# Continuous Functions

• Apr 28th 2010, 03:13 AM
acevipa
Continuous Functions
This question seems fairly logical if you think about it as the two functions must intersect. How would you go about proving it?

$Suppose\ that\ f\ and\ g\ are\ continuous$ $functions\ on\ the\ closed\ interval\ [a,b]$. $Show\ that\ there\ exists\ a\ point\ c \in [a,b]$ $such\ that\ f(c)=g(c)\ if\ f(a) \leq g(a)\ and\ f(b) \geq g(b)$
• Apr 28th 2010, 03:20 AM
HallsofIvy
Quote:

Originally Posted by acevipa
This question seems fairly logical if you think about it as the two functions must intersect. How would you go about proving it?

$Suppose\ that\ f\ and\ g\ are\ continuous$ $functions\ on\ the\ closed\ interval\ [a,b]$. $Show\ that\ there\ exists\ a\ point\ c \in [a,b]$ $such\ that\ f(c)=g(c)\ if\ f(a) \leq g(a)\ and\ f(b) \geq g(b)$

Look at h(x)= f(x)- g(x).
• Apr 28th 2010, 03:32 AM
acevipa
Quote:

Originally Posted by HallsofIvy
Look at h(x)= f(x)- g(x).

Sorry, I still don't quite understand.
• Apr 28th 2010, 04:09 AM
Defunkt
What is the sign of h(a)? What is the sign of h(b)?
• Apr 28th 2010, 04:12 AM
acevipa
Quote:

Originally Posted by Defunkt
What is the sign of h(a)? What is the sign of h(b)?

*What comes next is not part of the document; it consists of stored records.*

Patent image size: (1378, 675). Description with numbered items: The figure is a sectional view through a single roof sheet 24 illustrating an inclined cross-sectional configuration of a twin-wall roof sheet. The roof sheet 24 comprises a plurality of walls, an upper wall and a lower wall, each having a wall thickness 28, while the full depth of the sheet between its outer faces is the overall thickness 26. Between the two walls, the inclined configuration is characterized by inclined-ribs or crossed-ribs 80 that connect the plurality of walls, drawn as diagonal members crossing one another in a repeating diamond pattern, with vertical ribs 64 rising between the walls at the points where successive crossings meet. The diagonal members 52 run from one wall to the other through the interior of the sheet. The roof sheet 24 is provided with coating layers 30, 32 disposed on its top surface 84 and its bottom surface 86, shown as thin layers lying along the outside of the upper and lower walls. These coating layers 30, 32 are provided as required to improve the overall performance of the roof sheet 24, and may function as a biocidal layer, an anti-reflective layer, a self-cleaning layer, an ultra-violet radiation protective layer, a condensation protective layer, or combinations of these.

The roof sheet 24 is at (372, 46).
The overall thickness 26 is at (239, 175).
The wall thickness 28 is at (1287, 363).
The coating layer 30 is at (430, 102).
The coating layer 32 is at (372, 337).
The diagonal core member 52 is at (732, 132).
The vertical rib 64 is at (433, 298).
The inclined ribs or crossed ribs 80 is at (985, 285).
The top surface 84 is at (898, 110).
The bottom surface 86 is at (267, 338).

Ok I see, so h(c)=0 as intercepts the x-axis. But how would you go about proving it still?
• Apr 28th 2010, 05:46 AM
acevipa
Would you say $h(a) \leq 0\ and h(b) \geq 0$

$Therefore,\ there\ exists\ a\ c \in (a,b)\ such\ that\ h(a)=0$
• Apr 28th 2010, 07:50 AM
Defunkt
Yep, that is exactly the intermediate value theorem: Intermediate value theorem - Wikipedia, the free encyclopedia
Note, though, that since you have a weak inequality, it is possible that $c \in [a, b]$ ie. $c=a$ or $c=b$.